One perspective on this depiction of criminals can be gleaned from the ever-popular genre of execution ballads, songs that detailed the crimes and punishments (in Britain, usually hangings; in France, hanging or by guillotine) of exactly the kinds of ‘born criminals’ Lombroso claimed could be identified by visual characteristics. While execution ballads had been one of the most popular sub-genre of ballads since the sixteenth century, their production soared in the nineteenth century due to improved printing technology, and a single songsheet could be sold in the millions. One example of the popularity of these dramatic or gruesome songs about criminals is the case of Maria and Frederick Manning, a couple hanged outside Horsemonger Lane Gaol, London, on 13 November 1849, for murdering her lover, Patrick O'Connor, so that they could rob him. The case became a cause célèbre largely because it was the first time a married couple had been executed together since 1700, and there was particular fascination around the figure of the Swiss-born Maria Manning: portrayed in the press as an adulteress, a thief, and a murderer, she embodied many of the fears that haunted Victorian society: fears of immigration, sexual promiscuity, and moral degeneration.

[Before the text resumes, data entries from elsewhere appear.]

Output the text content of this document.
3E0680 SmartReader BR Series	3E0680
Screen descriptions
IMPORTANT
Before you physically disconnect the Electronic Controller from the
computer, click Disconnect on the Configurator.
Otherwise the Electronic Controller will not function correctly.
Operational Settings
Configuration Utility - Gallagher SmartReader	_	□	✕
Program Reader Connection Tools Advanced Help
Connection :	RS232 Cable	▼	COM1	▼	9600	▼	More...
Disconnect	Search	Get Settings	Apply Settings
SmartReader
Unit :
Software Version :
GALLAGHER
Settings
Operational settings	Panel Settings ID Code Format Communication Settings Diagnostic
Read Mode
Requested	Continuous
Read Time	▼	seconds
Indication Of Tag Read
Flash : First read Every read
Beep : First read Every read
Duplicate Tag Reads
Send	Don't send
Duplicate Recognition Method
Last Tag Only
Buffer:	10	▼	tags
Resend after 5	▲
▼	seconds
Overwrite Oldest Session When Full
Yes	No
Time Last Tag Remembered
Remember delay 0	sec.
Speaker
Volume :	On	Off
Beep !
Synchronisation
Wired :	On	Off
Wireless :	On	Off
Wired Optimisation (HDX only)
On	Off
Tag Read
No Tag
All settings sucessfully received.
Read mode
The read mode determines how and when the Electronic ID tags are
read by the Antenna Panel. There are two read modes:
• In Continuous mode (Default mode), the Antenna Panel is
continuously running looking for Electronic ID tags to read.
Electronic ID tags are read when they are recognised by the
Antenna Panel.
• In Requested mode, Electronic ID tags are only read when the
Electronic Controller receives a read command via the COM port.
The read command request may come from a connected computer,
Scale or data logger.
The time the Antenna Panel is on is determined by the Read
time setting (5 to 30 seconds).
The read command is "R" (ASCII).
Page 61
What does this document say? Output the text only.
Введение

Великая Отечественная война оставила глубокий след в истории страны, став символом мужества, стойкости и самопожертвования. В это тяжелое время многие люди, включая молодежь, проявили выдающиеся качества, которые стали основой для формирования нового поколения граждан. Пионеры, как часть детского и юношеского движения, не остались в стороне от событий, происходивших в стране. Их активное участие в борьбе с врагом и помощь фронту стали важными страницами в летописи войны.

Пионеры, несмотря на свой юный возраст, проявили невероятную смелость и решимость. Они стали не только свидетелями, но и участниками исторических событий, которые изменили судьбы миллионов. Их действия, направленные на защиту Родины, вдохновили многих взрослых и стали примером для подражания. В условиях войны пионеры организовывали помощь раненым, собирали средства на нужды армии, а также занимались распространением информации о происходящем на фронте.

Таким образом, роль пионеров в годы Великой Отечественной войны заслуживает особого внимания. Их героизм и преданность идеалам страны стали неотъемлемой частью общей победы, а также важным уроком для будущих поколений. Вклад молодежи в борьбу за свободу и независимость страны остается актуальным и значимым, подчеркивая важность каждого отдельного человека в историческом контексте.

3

Their execution attracted thousands, and the novelist Charles Dickens wrote an extraordinary letter to the Times about his experience there. Henry Mayhew, the chronicler of nineteenth-century London street life, claimed that 2.5 million copies of broadsheets about the Manning executions were sold.
One of those was this song ‘Execution of the Mannings’ which you can listen to here:
Its opening verse is a good example of the emotive language used to describe the scene:
Sad was the awful moments,
And dreadful was the sight,
Upon last Tuesday morning,
To Manning and his wife.
When thousands did assemble,
That spectacle to see,
A man and wife suspended,
Upon the fatal tree.
The Manning case demonstrates what an appetite there was for the macabre in nineteenth-century popular culture. Attending executions in their thousands, reading stories and singing songs about horrific crimes and accidents, Victorians looked for drama, fear, and suffering in their daily lives. The tabloid journalism that marketed to them provided a daily feast of gothic themes: in their stories we see the savage within the natural world, and the diabolical within the human.